The APAHM Project Day 25: Ping Pong Playa
Updated: Nov 26, 2020
Film: Ping Pong Playa
Director: Jessica Yu
Where to watch: Tubi
Why it made the list:
Jessica Yu is an Oscar-winning director best known for directing television shows such as “Fosse/Verdon” and “13 Reasons Why.” She is also one of our many female Asian American directors and one of my personal heroes and former bosses.
Back in February 2019, I was hired to be the director’s assistant to Jessica Yu for the pilot episode of “Bluff City Law.” This was my first real job in the industry, having only done day-playing jobs and driving in the past. I really had no clue what to do and how to be helpful, but Jessica was an amazing leader and mentor, and I really learned so much from her. She took a personal interest in getting to know me, which I was so appreciative of. She is a classy, smart, and strong boss lady. So it goes without saying that I was a bit surprised to find that she wrote and directed something like “Ping Pong Playa.”
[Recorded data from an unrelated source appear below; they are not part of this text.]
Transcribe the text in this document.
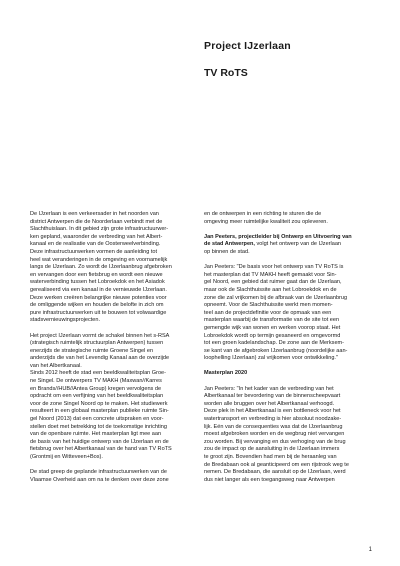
Project IJzerlaan
TV RoTS

De IJzerlaan is een verkeersader in het noorden van
district Antwerpen die de Noorderlaan verbindt met de
Slachthuislaan. In dit gebied zijn grote infrastructuurwer-
ken gepland, waaronder de verbreding van het Albert-
kanaal en de realisatie van de Oosterweelverbinding.
Deze infrastructuurwerken vormen de aanleiding tot
heel wat veranderingen in de omgeving en voornamelijk
langs de IJzerlaan. Zo wordt de IJzerlaanbrug afgebroken
en vervangen door een fietsbrug en wordt een nieuwe
waterverbinding tussen het Lobroekdok en het Asiadok
gerealiseerd via een kanaal in de vernieuwde IJzerlaan.
Deze werken creëren belangrijke nieuwe potenties voor
de omliggende wijken en houden de belofte in zich om
pure infrastructuurwerken uit te bouwen tot volwaardige
stadsvernieuwingsprojecten.

Het project IJzerlaan vormt de schakel binnen het s-RSA
(strategisch ruimtelijk structuurplan Antwerpen) tussen
enerzijds de strategische ruimte Groene Singel en
anderzijds die van het Levendig Kanaal aan de overzijde
van het Albertkanaal.

Sinds 2012 heeft de stad een beeldkwaliteitsplan Groe-
ne Singel. De ontwerpers TV MAKH (Maxwan//Karres
en Brands//HUB//Antea Group) kregen vervolgens de
opdracht om een verfijning van het beeldkwaliteitsplan
voor de zone Singel Noord op te maken. Het studiewerk
resulteert in een globaal masterplan publieke ruimte Sin-
gel Noord (2013) dat een concrete uitspraken en voor-
stellen doet met betrekking tot de toekomstige inrichting
van de openbare ruimte. Het masterplan ligt mee aan
de basis van het huidige ontwerp van de IJzerlaan en de
fietsbrug over het Albertkanaal van de hand van TV RoTS
(Grontmij en Witteveen+Bos).

De stad greep de geplande infrastructuurwerken van de
Vlaamse Overheid aan om na te denken over deze zone

en de ontwerpen in een richting te sturen die de
omgeving meer ruimtelijke kwaliteit zou opleveren.

Jan Peeters, projectleider bij Ontwerp en Uitvoering van
de stad Antwerpen, volgt het ontwerp van de IJzerlaan
op binnen de stad.

Jan Peeters: "De basis voor het ontwerp van TV RoTS is
het masterplan dat TV MAKH heeft gemaakt voor Sin-
gel Noord, een gebied dat ruimer gaat dan de IJzerlaan,
maar ook de Slachthuissite aan het Lobroekdok en de
zone die zal vrijkomen bij de afbraak van de IJzerlaanbrug
opneemt. Voor de Slachthuissite werkt men momen-
teel aan de projectdefinitie voor de opmaak van een
masterplan waarbij de transformatie van de site tot een
gemengde wijk van wonen en werken voorop staat. Het
Lobroekdok wordt op termijn gesaneerd en omgevormd
tot een groen kadelandschap. De zone aan de Merksem-
se kant van de afgebroken IJzerlaanbrug (noordelijke aan-
loophelling IJzerlaan) zal vrijkomen voor ontwikkeling."

Masterplan 2020

Jan Peeters: "In het kader van de verbreding van het
Albertkanaal ter bevordering van de binnenscheepvaart
worden alle bruggen over het Albertkanaal verhoogd.
Deze plek in het Albertkanaal is een bottleneck voor het
watertransport en verbreding is hier absoluut noodzake-
lijk. Eén van de consequenties was dat de IJzerlaanbrug
moest afgebroken worden en de wegbrug niet vervangen
zou worden. Bij vervanging en dus verhoging van de brug
zou de impact op de aansluiting in de IJzerlaan immers
te groot zijn. Bovendien had men bij de heraanleg van
de Bredabaan ook al geanticipeerd om een rijstrook weg te
nemen. De Bredabaan, die aansluit op de IJzerlaan, werd
dus niet langer als een toegangsweg naar Antwerpen

1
PPP stars Jimmy Tsai as C-Dub Wang, a wannabe basketball player with no real job or responsibilities and lives with his parents. His entire family, including his doctor brother, are all really into ping pong. His dad runs an equipment store, his mom teaches children’s ping pong at the community center, and his brother is a local champion player. When C-Dub’s mom and brother get injured, C-Dub has to fill in to teach the kids and defend his family’s title from the “foreigners” who are threatening to take all the community center’s students for their own ping pong school.
The film has a lot of humor, culture references, and a not-half-bad soundtrack. It also has some super cute kids attempting to play ping pong. But the film also has a message of responsibility, working for what you want, and how sometimes what you think you’re meant to do isn’t meant to be. C-Dub is always talking about basketball, even in his interview that the film continuously cuts to, but in the end says he’s a ping pong player. He ends up winning the championship, which in turn gets the community to shop at the store and take lessons. C-Dub continues to teach the ping pong classes, which are completely full. He also takes on more family responsibilities.
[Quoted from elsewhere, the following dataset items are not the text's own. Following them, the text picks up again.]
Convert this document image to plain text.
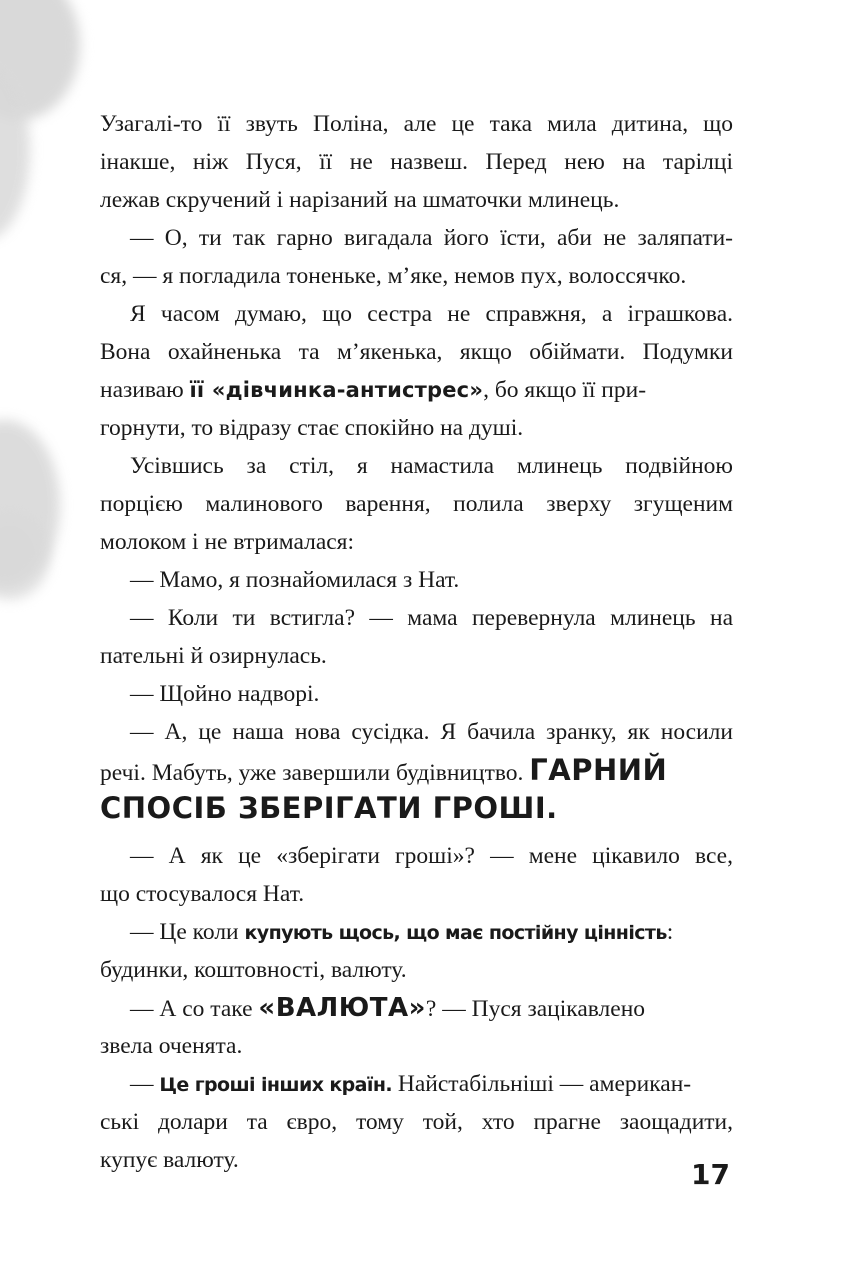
Узагалі-то її звуть Поліна, але це така мила дитина, що
інакше, ніж Пуся, її не назвеш. Перед нею на тарілці
лежав скручений і нарізаний на шматочки млинець.
— О, ти так гарно вигадала його їсти, аби не заляпати-
ся, — я погладила тоненьке, м’яке, немов пух, волоссячко.
Я часом думаю, що сестра не справжня, а іграшкова.
Вона охайненька та м’якенька, якщо обіймати. Подумки
називаю її «дівчинка-антистрес», бо якщо її при-
горнути, то відразу стає спокійно на душі.
Усівшись за стіл, я намастила млинець подвійною
порцією малинового варення, полила зверху згущеним
молоком і не втрималася:
— Мамо, я познайомилася з Нат.
— Коли ти встигла? — мама перевернула млинець на
пательні й озирнулась.
— Щойно надворі.
— А, це наша нова сусідка. Я бачила зранку, як носили
речі. Мабуть, уже завершили будівництво. ГАРНИЙ
СПОСІБ ЗБЕРІГАТИ ГРОШІ.
— А як це «зберігати гроші»? — мене цікавило все,
що стосувалося Нат.
— Це коли купують щось, що має постійну цінність:
будинки, коштовності, валюту.
— А со таке «ВАЛЮТА»? — Пуся зацікавлено
звела оченята.
— Це гроші інших країн. Найстабільніші — американ-
ські долари та євро, тому той, хто прагне заощадити,
купує валюту.	17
Does it deserve to stay on this list?
It’s interesting to watch this film knowing how Jessica works and her thought processes. I should have known better than to think that this film would be one of those comedies that’s all humor and nothing else. It was also refreshing to see a comedy from the perspective of Asian Americans and wasn’t a “Rush Hour” movie (which I always think of when it comes to Asians and humor). I liked this film; I don’t think it was something that will stay with me as years go by (like “Rush Hour”), but it was entertaining, funny, and well-made. I was hesitant to include this film on the list, but I’m glad that I did and gave it a chance.